I looked at it and thought, ehhh, I'm gonna hate this. But I trust the plan.



So I did it. And here's the thing - the months before had already been working. The core stuff, the posture stuff, all the quiet unglamorous programming had actually shown up in how I moved. So I knew this wasn't random. There was a reason it was there, even if the reason was a leg I'd rather not think about.

## The One I Needed

Then I finished it and I just felt - satisfied. Not the way a good barbell day feels. Different. It filled in the exact gap I spend my whole life steering around. The workout I'd never have picked was the one I actually needed.

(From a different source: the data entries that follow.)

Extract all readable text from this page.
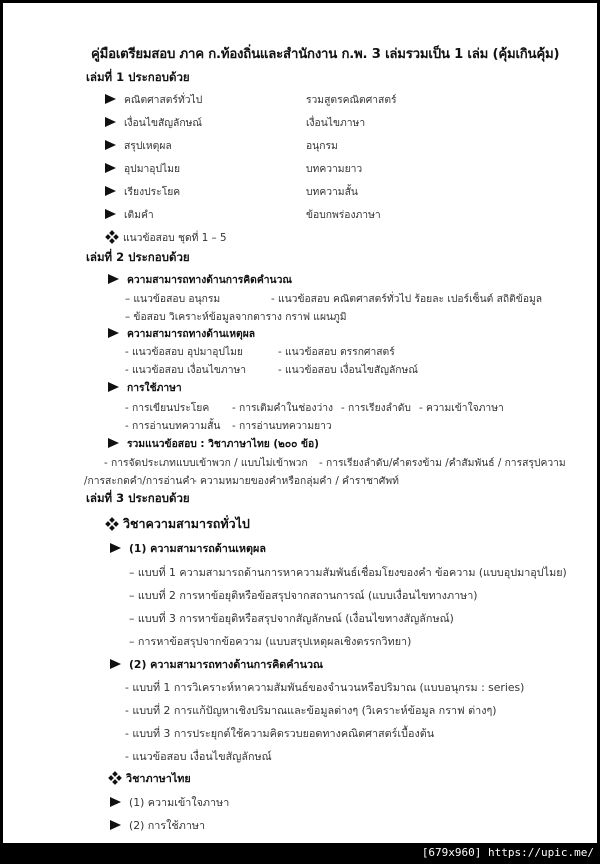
คู่มือเตรียมสอบ ภาค ก.ท้องถิ่นและสำนักงาน ก.พ. 3 เล่มรวมเป็น 1 เล่ม (คุ้มเกินคุ้ม)
เล่มที่ 1 ประกอบด้วย
คณิตศาสตร์ทั่วไป	รวมสูตรคณิตศาสตร์
เงื่อนไขสัญลักษณ์	เงื่อนไขภาษา
สรุปเหตุผล	อนุกรม
อุปมาอุปไมย	บทความยาว
เรียงประโยค	บทความสั้น
เติมคำ	ข้อบกพร่องภาษา
แนวข้อสอบ ชุดที่ 1 – 5
เล่มที่ 2 ประกอบด้วย
ความสามารถทางด้านการคิดคำนวณ
– แนวข้อสอบ อนุกรม	- แนวข้อสอบ คณิตศาสตร์ทั่วไป ร้อยละ เปอร์เซ็นต์ สถิติข้อมูล
– ข้อสอบ วิเคราะห์ข้อมูลจากตาราง กราฟ แผนภูมิ
ความสามารถทางด้านเหตุผล
- แนวข้อสอบ อุปมาอุปไมย	- แนวข้อสอบ ตรรกศาสตร์
- แนวข้อสอบ เงื่อนไขภาษา	- แนวข้อสอบ เงื่อนไขสัญลักษณ์
การใช้ภาษา
- การเขียนประโยค - การเติมคำในช่องว่าง - การเรียงลำดับ - ความเข้าใจภาษา
- การอ่านบทความสั้น - การอ่านบทความยาว
รวมแนวข้อสอบ : วิชาภาษาไทย (๒๐๐ ข้อ)
- การจัดประเภทแบบเข้าพวก / แบบไม่เข้าพวก - การเรียงลำดับ/คำตรงข้าม /คำสัมพันธ์ / การสรุปความ
/การสะกดคำ/การอ่านคำ
- ความหมายของคำหรือกลุ่มคำ / คำราชาศัพท์
เล่มที่ 3 ประกอบด้วย
วิชาความสามารถทั่วไป
(1) ความสามารถด้านเหตุผล
– แบบที่ 1 ความสามารถด้านการหาความสัมพันธ์เชื่อมโยงของคำ ข้อความ (แบบอุปมาอุปไมย)
– แบบที่ 2 การหาข้อยุติหรือข้อสรุปจากสถานการณ์ (แบบเงื่อนไขทางภาษา)
– แบบที่ 3 การหาข้อยุติหรือสรุปจากสัญลักษณ์ (เงื่อนไขทางสัญลักษณ์)
– การหาข้อสรุปจากข้อความ (แบบสรุปเหตุผลเชิงตรรกวิทยา)
(2) ความสามารถทางด้านการคิดคำนวณ
- แบบที่ 1 การวิเคราะห์หาความสัมพันธ์ของจำนวนหรือปริมาณ (แบบอนุกรม : series)
- แบบที่ 2 การแก้ปัญหาเชิงปริมาณและข้อมูลต่างๆ (วิเคราะห์ข้อมูล กราฟ ต่างๆ)
- แบบที่ 3 การประยุกต์ใช้ความคิดรวบยอดทางคณิตศาสตร์เบื้องต้น
- แนวข้อสอบ เงื่อนไขสัญลักษณ์
วิชาภาษาไทย
(1) ความเข้าใจภาษา
(2) การใช้ภาษา
[679x960] https://upic.me/
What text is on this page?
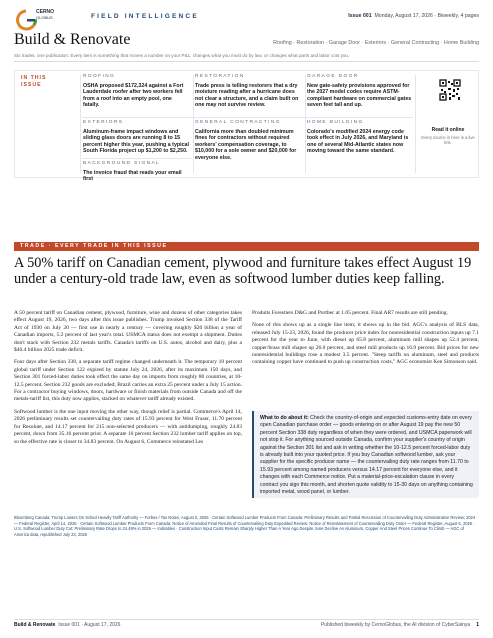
CERNO
GLOBUS	FIELD INTELLIGENCE	Issue 001 Monday, August 17, 2026 · Biweekly, 4 pages
Build & Renovate	Roofing · Restoration · Garage Door · Exteriors · General Contracting · Home Building
Six trades, one publication. Every item is something that moves a number on your P&L: changes what you must do by law, or changes what parts and labor cost you.
IN THIS ISSUE
ROOFING
OSHA proposed $172,324 against a Fort Lauderdale roofer after two workers fell from a roof into an empty pool, one fatally.
RESTORATION
Trade press is telling restorers that a dry moisture reading after a hurricane does not clear a structure, and a claim built on one may not survive review.
GARAGE DOOR
New gate-safety provisions approved for the 2027 model codes require ASTM-compliant hardware on commercial gates seven feet tall and up.
EXTERIORS
Aluminum-frame impact windows and sliding glass doors are running 8 to 15 percent higher this year, pushing a typical South Florida project up $1,200 to $2,250.
GENERAL CONTRACTING
California more than doubled minimum fines for contractors without required workers' compensation coverage, to $10,000 for a sole owner and $20,000 for everyone else.
HOME BUILDING
Colorado's modified 2024 energy code took effect in July 2026, and Maryland is one of several Mid-Atlantic states now moving toward the same standard.
BACKGROUND SIGNAL
The invoice fraud that reads your email first
Read it online
Every source in here is a live link.
TRADE · EVERY TRADE IN THIS ISSUE
A 50% tariff on Canadian cement, plywood and furniture takes effect August 19 under a century-old trade law, even as softwood lumber duties keep falling.

A 50 percent tariff on Canadian cement, plywood, furniture, wine and dozens of other categories takes effect August 19, 2026, two days after this issue publishes. Trump invoked Section 338 of the Tariff Act of 1930 on July 20 — first use in nearly a century — covering roughly $20 billion a year of Canadian imports, 5.2 percent of last year's total. USMCA status does not exempt a shipment. Duties don't stack with Section 232 metals tariffs. Canada's tariffs on U.S. autos, alcohol and dairy, plus a $46.4 billion 2025 trade deficit.

Four days after Section 338, a separate tariff regime changed underneath it. The temporary 10 percent global tariff under Section 122 expired by statute July 24, 2026, after its maximum 150 days, and Section 301 forced-labor duties took effect the same day on imports from roughly 80 countries, at 10-12.5 percent. Section 232 goods are excluded; Brazil carries an extra 25 percent under a July 15 action. For a contractor buying windows, doors, hardware or finish materials from outside Canada and off the metals-tariff list, this duty now applies, stacked on whatever tariff already existed.

Softwood lumber is the one input moving the other way, though relief is partial. Commerce's April 14, 2026 preliminary results set countervailing duty rates of 15.93 percent for West Fraser, 11.70 percent for Resolute, and 14.17 percent for 215 non-selected producers — with antidumping, roughly 24.83 percent, down from 35.16 percent prior. A separate 10 percent Section 232 lumber tariff applies on top, so the effective rate is closer to 34.83 percent. On August 6, Commerce reinstated Les

Produits Forestiers D&G and Portbec at 1.05 percent. Final AR7 results are still pending.

None of this shows up as a single line item; it shows up in the bid. AGC's analysis of BLS data, released July 15-23, 2026, found the producer price index for nonresidential construction inputs up 7.1 percent for the year to June, with diesel up 65.8 percent, aluminum mill shapes up 52.4 percent, copper/brass mill shapes up 26.0 percent, and steel mill products up 16.9 percent. Bid prices for new nonresidential buildings rose a modest 3.5 percent. "Steep tariffs on aluminum, steel and products containing copper have continued to push up construction costs," AGC economist Ken Simonson said.

What to do about it: Check the country-of-origin and expected customs-entry date on every open Canadian purchase order — goods entering on or after August 19 pay the new 50 percent Section 338 duty regardless of when they were ordered, and USMCA paperwork will not stop it. For anything sourced outside Canada, confirm your supplier's country of origin against the Section 301 list and ask in writing whether the 10-12.5 percent forced-labor duty is already built into your quoted price. If you buy Canadian softwood lumber, ask your supplier for the specific producer name — the countervailing duty rate ranges from 11.70 to 15.93 percent among named producers versus 14.17 percent for everyone else, and it changes with each Commerce notice. Put a material-price-escalation clause in every contract you sign this month, and shorten quote validity to 15-30 days on anything containing imported metal, wood panel, or lumber.
Bloomberg Canada: Trump Lowers On Sched Heavily Tariff Authority — Forbes / Tax Notes, August 2, 2026 · Certain Softwood Lumber Products From Canada: Preliminary Results and Partial Rescission of Countervailing Duty Administrative Review; 2024 — Federal Register, April 14, 2026 · Certain Softwood Lumber Products From Canada: Notice of Amended Final Results of Countervailing Duty Expedited Review; Notice of Reinstatement of Countervailing Duty Order — Federal Register, August 6, 2026 · U.S. Softwood Lumber Duty Cut: Preliminary Rate Drops to 24.49% in 2026 — Indirables · Construction Input Costs Remain Sharply Higher Than A Year Ago Despite June Decline As Aluminum, Copper And Steel Prices Continue To Climb — AGC of America data, republished July 23, 2026
Build & Renovate Issue 001 · August 17, 2026	Published biweekly by CernoGlobus, the AI division of CyberSainya 1
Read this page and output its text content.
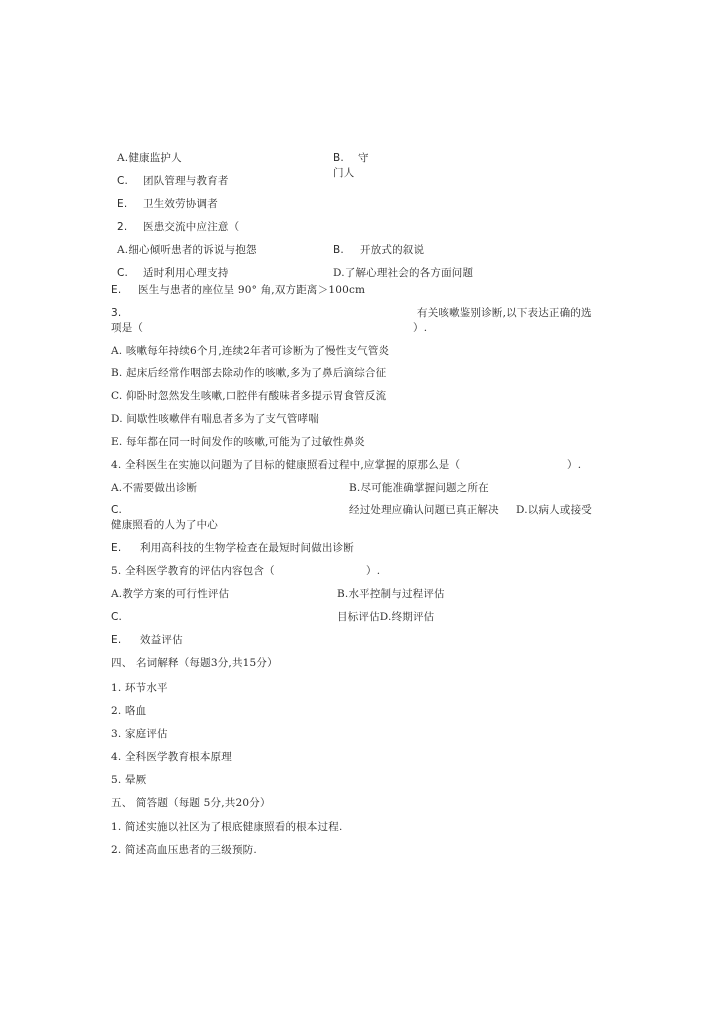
A.健康监护人	B. 守
门人
C. 团队管理与教育者
E. 卫生效劳协调者
2. 医患交流中应注意（
A.细心倾听患者的诉说与抱怨	B. 开放式的叙说
C. 适时利用心理支持	D.了解心理社会的各方面问题
E. 医生与患者的座位呈 90° 角,双方距离＞100cm
3.	有关咳嗽鉴别诊断,以下表达正确的选
项是（	）.
A. 咳嗽每年持续6个月,连续2年者可诊断为了慢性支气管炎
B. 起床后经常作咽部去除动作的咳嗽,多为了鼻后滴综合征
C. 仰卧时忽然发生咳嗽,口腔伴有酸味者多提示胃食管反流
D. 间歇性咳嗽伴有喘息者多为了支气管哮喘
E. 每年都在同一时间发作的咳嗽,可能为了过敏性鼻炎
4. 全科医生在实施以问题为了目标的健康照看过程中,应掌握的原那么是（	）.
A.不需要做出诊断	B.尽可能准确掌握问题之所在
C.	经过处理应确认问题已真正解决 D.以病人或接受
健康照看的人为了中心
E. 利用高科技的生物学检查在最短时间做出诊断
5. 全科医学教育的评估内容包含（	）.
A.教学方案的可行性评估	B.水平控制与过程评估
C.	目标评估D.终期评估
E. 效益评估
四、 名词解释（每题3分,共15分）
1. 环节水平
2. 咯血
3. 家庭评估
4. 全科医学教育根本原理
5. 晕厥
五、 简答题（每题 5分,共20分）
1. 简述实施以社区为了根底健康照看的根本过程.
2. 简述高血压患者的三级预防.
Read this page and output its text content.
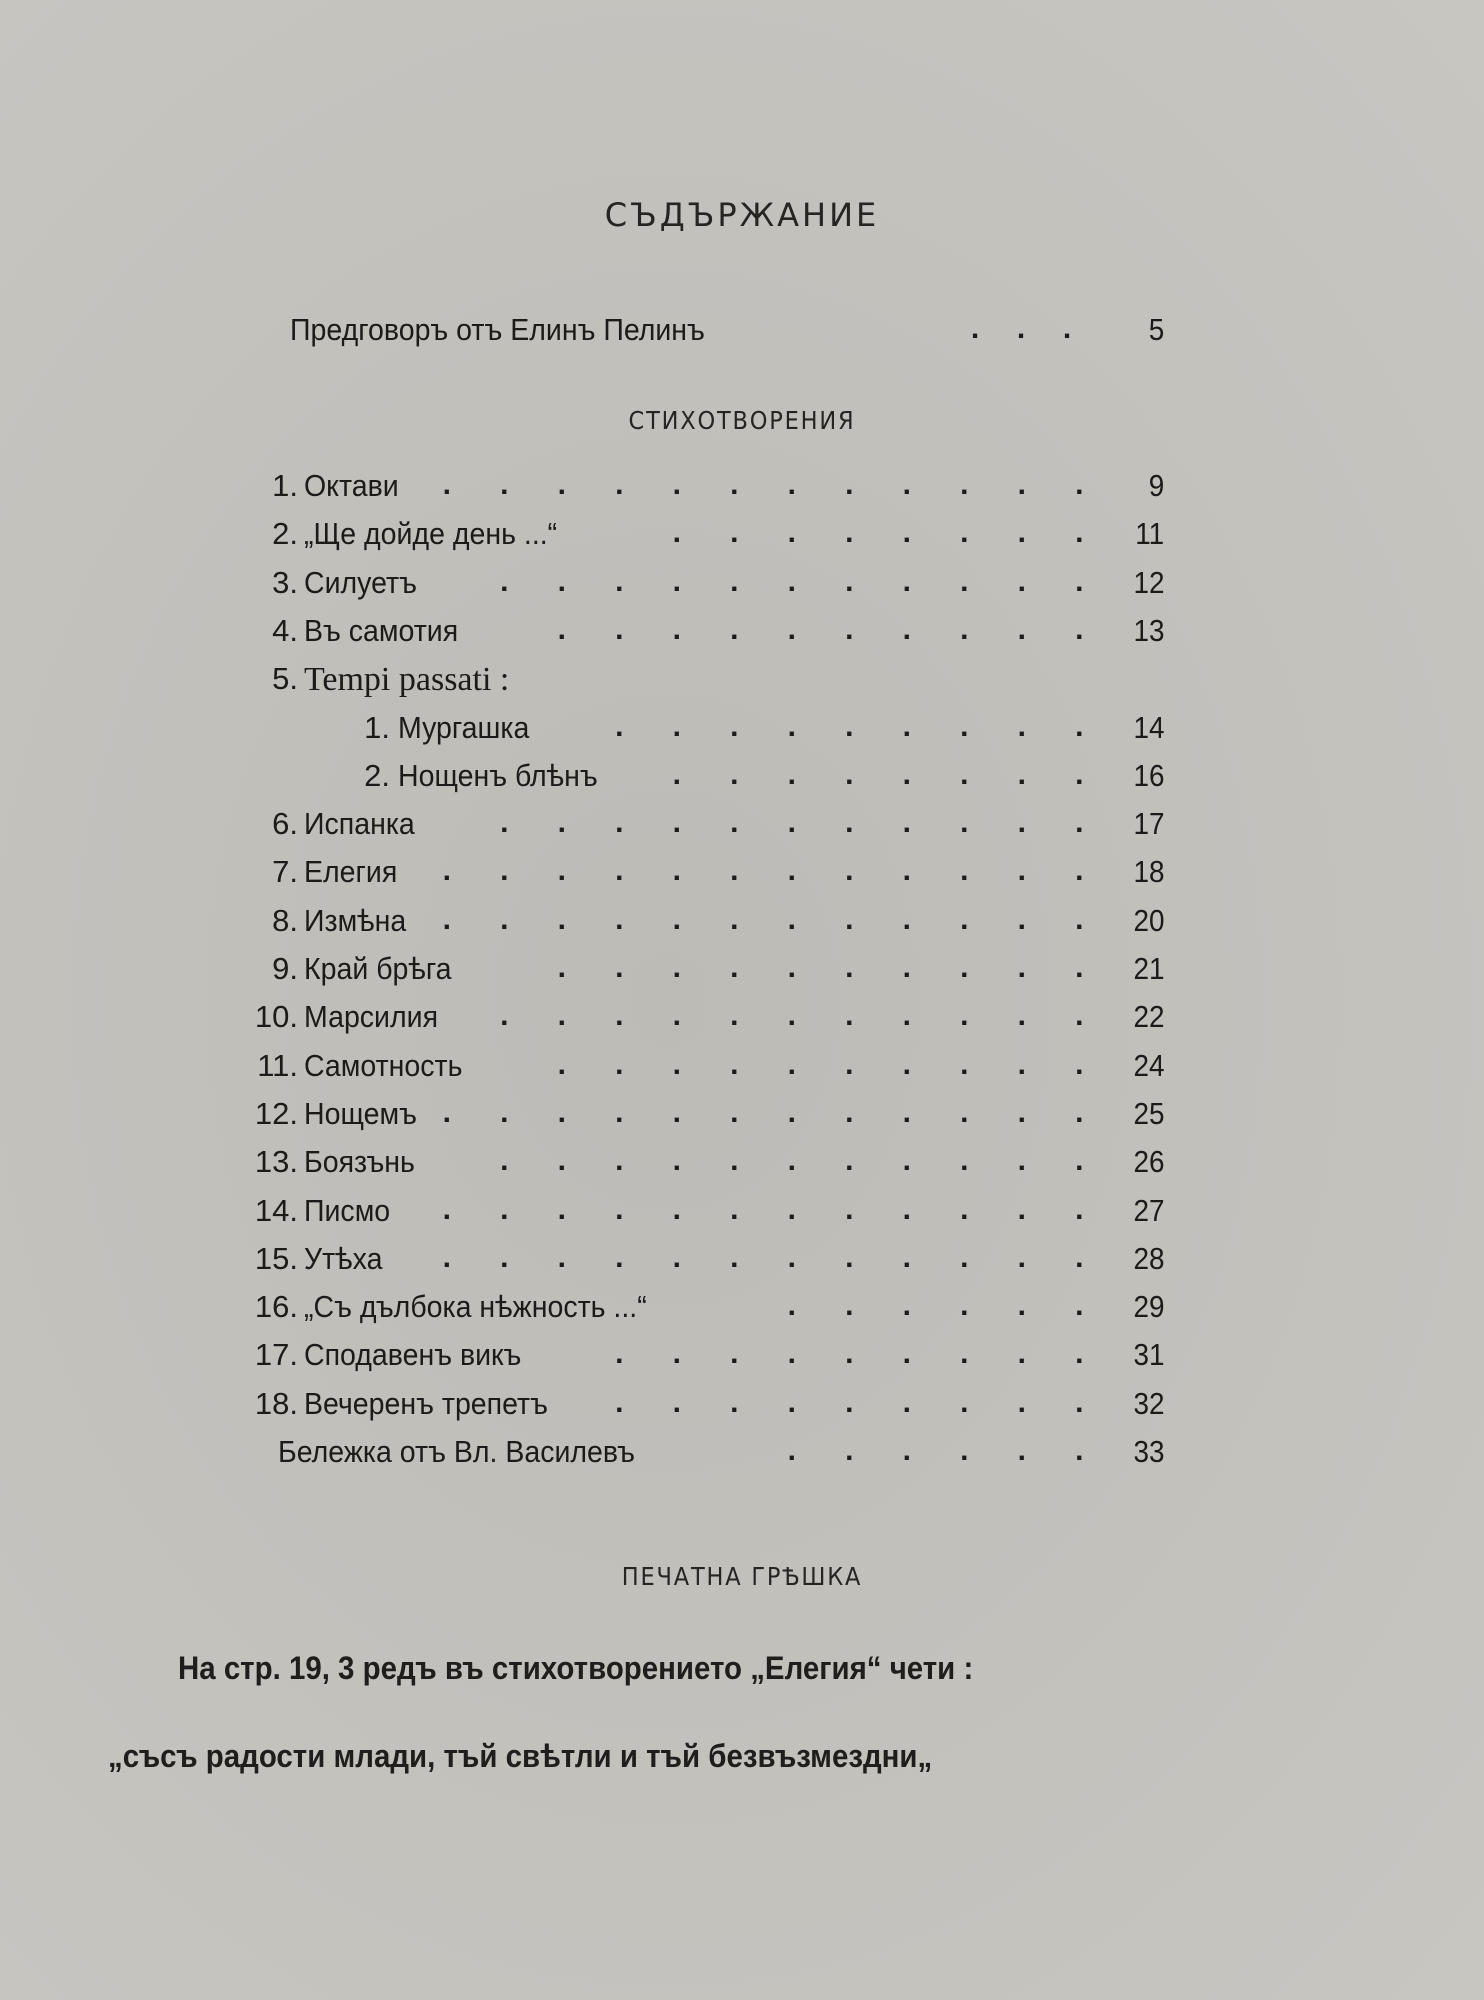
СЪДЪРЖАНИЕ
Предговоръ отъ Елинъ Пелинъ	. . .	5
СТИХОТВОРЕНИЯ
1. Октави	. . . . . . . . . . . .	9
2. „Ще дойде день ...“	. . . . . . . .	11
3. Силуетъ	. . . . . . . . . . .	12
4. Въ самотия	. . . . . . . . . .	13
5. Tempi passati :
1. Мургашка	. . . . . . . . .	14
2. Нощенъ блѣнъ	. . . . . . . .	16
6. Испанка	. . . . . . . . . . .	17
7. Елегия	. . . . . . . . . . . .	18
8. Измѣна	. . . . . . . . . . . .	20
9. Край брѣга	. . . . . . . . . .	21
10. Марсилия	. . . . . . . . . . .	22
11. Самотность	. . . . . . . . . .	24
12. Нощемъ . . . . . . . . . . . .	25
13. Боязънь	. . . . . . . . . . .	26
14. Писмо	. . . . . . . . . . . .	27
15. Утѣха	. . . . . . . . . . . .	28
16. „Съ дълбока нѣжность ...“	. . . . . .	29
17. Сподавенъ викъ	. . . . . . . . .	31
18. Вечеренъ трепетъ	. . . . . . . . .	32
Бележка отъ Вл. Василевъ	. . . . . .	33
ПЕЧАТНА ГРѢШКА
На стр. 19, 3 редъ въ стихотворението „Елегия“ чети :
„съсъ радости млади, тъй свѣтли и тъй безвъзмездни„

> The workout I'd never have picked was the one I actually needed

The only reason I actually run it instead of resenting it - the workouts are good. Each one comes with a brief, the coaching shifts as you move through it, there's always one moment that makes the day its own. So the broad work doesn't feel like medicine. It reads like a session somebody who knows what they're doing wrote for you. Which is the point.

I still pick the vibe. Want next week barbell-heavy, I say so. The coach takes that and writes the whole week around it - and somewhere in there is all the stuff I'd never have put in myself. The bands. The normal lift-gym movements. The work that's good for me and not my favorite.

Then I just run it. No deciding at the gym, no swiping to whatever I feel like. The workout's already there and I trust where it came from. And I'm doing the broad, complete training I always meant to do - not because anything's making me, but because I finally handed the choosing to something better at it than my in-the-moment preferences.